Pleasure Dome
New and Collected Poems
A distinctive voice speaks throughout this generous offering of poems. A thousand people could cry out from the streets, but Komunyakaa’s voice would be the one heard. His voice is immediately recognizable due to its subjects and to an unusual colloquial style that uncovers dark and brooding underlying truths. These truths are best described by a startling metaphor at the closing of “Safe Subjects” as “black widow spiders / lay translucent eggs / in the skull of a dead mole / under a dogwood in full bloom.”
In a poem written to China Achebe, Komunyakaa refers to his work as “praisesongs / made of scar tissue.” Komunyakaa’s subjects are tragedies who either triumph over conditions in their lives or, especially in the war poems, do not triumph. Whether the shadowy figures carved out of the neon dark of jazz towns, sharecroppers, and hardscrabble workers from the segregated 1950’s of Bogaloosa, Louisiana, or the disfigured remains of the paddies and jungles of Nam, a touching humanity shines through these portraits of stark realism. In homages such as “Villon / Leadbelly” and “Elegy for Thelonius” life rises like a phoenix from the ashes. The reader sees this truth in the haunting image of Art Pepper’s blood on his saxophone reed.

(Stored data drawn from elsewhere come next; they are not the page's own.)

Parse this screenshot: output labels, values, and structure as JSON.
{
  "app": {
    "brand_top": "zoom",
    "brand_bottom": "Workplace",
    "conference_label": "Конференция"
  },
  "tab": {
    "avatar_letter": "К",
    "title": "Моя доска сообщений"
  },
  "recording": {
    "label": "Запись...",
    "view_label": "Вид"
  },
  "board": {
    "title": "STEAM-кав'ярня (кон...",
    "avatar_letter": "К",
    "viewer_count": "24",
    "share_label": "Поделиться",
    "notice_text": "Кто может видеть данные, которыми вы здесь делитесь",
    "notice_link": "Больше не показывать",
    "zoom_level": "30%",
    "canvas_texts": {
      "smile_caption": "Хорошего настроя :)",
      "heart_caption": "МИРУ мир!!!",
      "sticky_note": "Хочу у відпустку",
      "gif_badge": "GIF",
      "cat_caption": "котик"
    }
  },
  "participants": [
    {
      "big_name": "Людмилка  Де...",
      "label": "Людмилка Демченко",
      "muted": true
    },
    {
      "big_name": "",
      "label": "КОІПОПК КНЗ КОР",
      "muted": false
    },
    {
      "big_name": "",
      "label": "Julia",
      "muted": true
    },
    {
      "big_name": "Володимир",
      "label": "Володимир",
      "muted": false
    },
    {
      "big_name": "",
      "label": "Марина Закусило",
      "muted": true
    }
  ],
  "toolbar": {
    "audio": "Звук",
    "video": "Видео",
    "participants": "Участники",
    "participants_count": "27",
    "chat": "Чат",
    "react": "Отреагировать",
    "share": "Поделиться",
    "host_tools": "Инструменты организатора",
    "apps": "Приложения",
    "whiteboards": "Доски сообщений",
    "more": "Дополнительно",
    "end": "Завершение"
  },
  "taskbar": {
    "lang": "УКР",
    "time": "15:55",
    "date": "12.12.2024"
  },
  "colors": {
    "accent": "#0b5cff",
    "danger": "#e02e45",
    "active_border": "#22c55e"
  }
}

Komunyakaa describes his own voice as “a wolf’s lost / in a cloud of migratory birds.” Yet this same voice can be movingly tender in its description of young revelers: “their small hands refuse to wound / the knowing scent hidden in each bloom.” This same voice in “Providence” can discover redemption in “a glimpse / nestled years later like a red bird / among wet leaves on a dull day.”
Meanwhile the reader will find in the section, Dien Cai Dau, one of the finest collections of poems from the Vietnam experience. Komunyakaa often juxtaposes the loveliness of the landscape with the appalling events of the war. For example, he ends “Starlight Scope Myopia” by peering down the sights of an M-16 to see “the full moon / loaded on an oxcart.” His description of a fallen comrade in “We Never Know”: “when I got to him, / a blue halo of flies had already claimed him” ranks with the best images of Dickey and Owen from earlier wars. He captures the distinctive difference of Nam from these earlier wars in “Tu Do Street”: “we fought / the brothers of these women / we now run to hold in our arms.”
Finally, it’s that small child in “The Smokehouse” who will linger in the reader’s mind the longest. It’s that child wearing Indian feathers and brass buttons from his mother’s coat who expresses the underlying truth of all Komunyakaa’s work—the heart is human and flawed, not humanless and flawless.